Si par exemple on demande à un modèle de génération d’images de créer une maison, sans instruction supplémentaire, il va créer une maison américaine, car la majorité des données sur lesquelles il a été entraîné sont occidentales.
Giada Pistilli
Ce constat démontre à quel point il est indispensable de tenir compte des contextes culturels et historiques lors du développement de technologies génératives.
Des enjeux éthiques à multiples facettes
Giada Pistilli souligne que les biais ne sont pas intrinsèquement négatifs. Ils relèvent en partie de la nature humaine et peuvent servir à identifier des dysfonctionnements plus profonds dans la société.
Les biais ne sont pas forcément négatifs tout le temps, puisque nous les humains, on a des biais. Surtout quand on parle par exemple de biais cognitifs.
Giada Pistilli
Néanmoins, leur impact peut devenir préoccupant lorsqu’ils viennent amplifier des stéréotypes ou influencer des décisions critiques, notamment dans le domaine de la justice ou de l’allocation des ressources.
Vers un contrôle éthique et technique plus fin
Face à ces enjeux, l’experte propose une approche plus fine, combinant contrôle technique et contrôle éthique. Son idée : recourir à des modèles plus petits, adaptés aux contextes spécifiques de leur utilisation et à un public défini.
C'est ce que prône Thomas Wolf, co-fondateur d'Hugging Face : au lieu d'avoir un modèle qui est capable de répondre à toutes les questions, ce sont des modèles beaucoup plus petits, beaucoup plus spécialisés sur une question particulière, qu'on peut brancher les uns avec les autres [...], qui consomment aussi beaucoup moins en énergie - un élément extrêmement important.
Giada Pistilli
Un chemin vers une IA responsable
Giada Pistilli démontre que l’intelligence artificielle, bien que puissante, se heurte à des défis de taille lorsqu’il s’agit d’intégrer une pluralité de visions sociétales.
a grande question sous-jacente, c’est de dire : “ok, on ne veut pas reproduire les biais de la société, mais donc quel type de société on va reproduire ?” […] On sait très bien qu'en société, il y a déjà des problèmes sous-jacents. Ce n'est pas quelque chose d'intrinsèquement problématique dans un modèle d'IA, ça ne fait que fonctionner comme vecteur, comme amplificateur de problèmes qui existent déjà.
Giada Pistilli
Que faire en tant qu'utilisateur·rice ?
Pour finir, Giada Pistilli invite a se questionner sur les usages et la place de l'intelligence artificielle dans notre quotidien.

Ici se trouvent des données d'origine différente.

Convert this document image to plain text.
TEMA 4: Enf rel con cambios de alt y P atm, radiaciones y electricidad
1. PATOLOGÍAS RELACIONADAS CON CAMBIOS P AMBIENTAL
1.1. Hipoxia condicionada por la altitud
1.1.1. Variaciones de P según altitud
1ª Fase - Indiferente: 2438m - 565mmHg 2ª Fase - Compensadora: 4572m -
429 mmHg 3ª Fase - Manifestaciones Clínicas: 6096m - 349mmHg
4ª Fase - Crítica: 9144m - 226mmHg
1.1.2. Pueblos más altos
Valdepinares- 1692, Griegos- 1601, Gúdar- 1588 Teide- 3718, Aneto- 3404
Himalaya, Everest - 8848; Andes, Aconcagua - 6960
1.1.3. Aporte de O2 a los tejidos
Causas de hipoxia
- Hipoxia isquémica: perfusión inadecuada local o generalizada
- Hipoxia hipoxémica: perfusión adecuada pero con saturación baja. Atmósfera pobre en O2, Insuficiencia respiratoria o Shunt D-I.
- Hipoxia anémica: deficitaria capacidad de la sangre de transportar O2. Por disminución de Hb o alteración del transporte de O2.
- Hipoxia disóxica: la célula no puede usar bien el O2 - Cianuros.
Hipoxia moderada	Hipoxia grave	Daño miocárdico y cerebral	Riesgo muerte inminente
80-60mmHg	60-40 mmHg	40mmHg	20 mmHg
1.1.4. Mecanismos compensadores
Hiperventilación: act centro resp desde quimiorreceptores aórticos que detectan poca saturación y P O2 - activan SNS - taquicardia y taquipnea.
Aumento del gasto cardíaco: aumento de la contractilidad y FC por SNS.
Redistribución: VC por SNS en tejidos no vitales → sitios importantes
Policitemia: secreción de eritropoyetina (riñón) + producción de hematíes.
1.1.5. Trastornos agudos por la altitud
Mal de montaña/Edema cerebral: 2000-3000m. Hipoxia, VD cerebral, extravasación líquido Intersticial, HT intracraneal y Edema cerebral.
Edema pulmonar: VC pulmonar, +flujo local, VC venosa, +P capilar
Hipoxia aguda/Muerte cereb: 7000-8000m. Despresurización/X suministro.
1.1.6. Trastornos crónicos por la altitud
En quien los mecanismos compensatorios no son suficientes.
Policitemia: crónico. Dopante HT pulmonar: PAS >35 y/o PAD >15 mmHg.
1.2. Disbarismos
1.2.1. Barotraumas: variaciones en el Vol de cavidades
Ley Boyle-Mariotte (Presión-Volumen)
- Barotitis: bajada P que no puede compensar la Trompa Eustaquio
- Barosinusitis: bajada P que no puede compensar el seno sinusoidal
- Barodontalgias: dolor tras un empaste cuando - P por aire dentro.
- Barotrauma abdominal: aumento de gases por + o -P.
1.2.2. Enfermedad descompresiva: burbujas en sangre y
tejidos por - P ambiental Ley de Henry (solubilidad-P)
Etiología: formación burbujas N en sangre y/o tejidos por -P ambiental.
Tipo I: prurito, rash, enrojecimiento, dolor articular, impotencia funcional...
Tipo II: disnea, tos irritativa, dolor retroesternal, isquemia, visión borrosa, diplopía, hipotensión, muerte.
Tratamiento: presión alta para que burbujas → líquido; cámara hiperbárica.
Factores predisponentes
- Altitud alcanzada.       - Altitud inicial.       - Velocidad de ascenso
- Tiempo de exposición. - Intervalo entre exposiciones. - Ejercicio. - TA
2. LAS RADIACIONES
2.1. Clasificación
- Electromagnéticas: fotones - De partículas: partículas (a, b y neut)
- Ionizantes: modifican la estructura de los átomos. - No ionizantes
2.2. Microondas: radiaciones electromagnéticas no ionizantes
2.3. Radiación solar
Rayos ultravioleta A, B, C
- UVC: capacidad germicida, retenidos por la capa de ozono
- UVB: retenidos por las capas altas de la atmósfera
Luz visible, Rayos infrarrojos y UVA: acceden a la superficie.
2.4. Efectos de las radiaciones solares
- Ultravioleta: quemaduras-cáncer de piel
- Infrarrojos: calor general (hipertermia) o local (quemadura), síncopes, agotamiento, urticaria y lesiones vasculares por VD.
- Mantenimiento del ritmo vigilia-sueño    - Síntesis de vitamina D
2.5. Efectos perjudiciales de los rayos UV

Énormément de gens ont peur d'exprimer leur opinion, de sembler stupide. Ils se disent : "La machine devant moi, elle est tellement plus intelligente que moi. Je suis juste un pauvre être humain, donc tout ce que me dit la machine est la vérité." Alors que pas du tout ! L'humain restera toujours plus intelligent.[...] Il faut se réapproprier le droit de ne pas l'utiliser, ce qui peut paraître banal... mais ça ne l'est pas.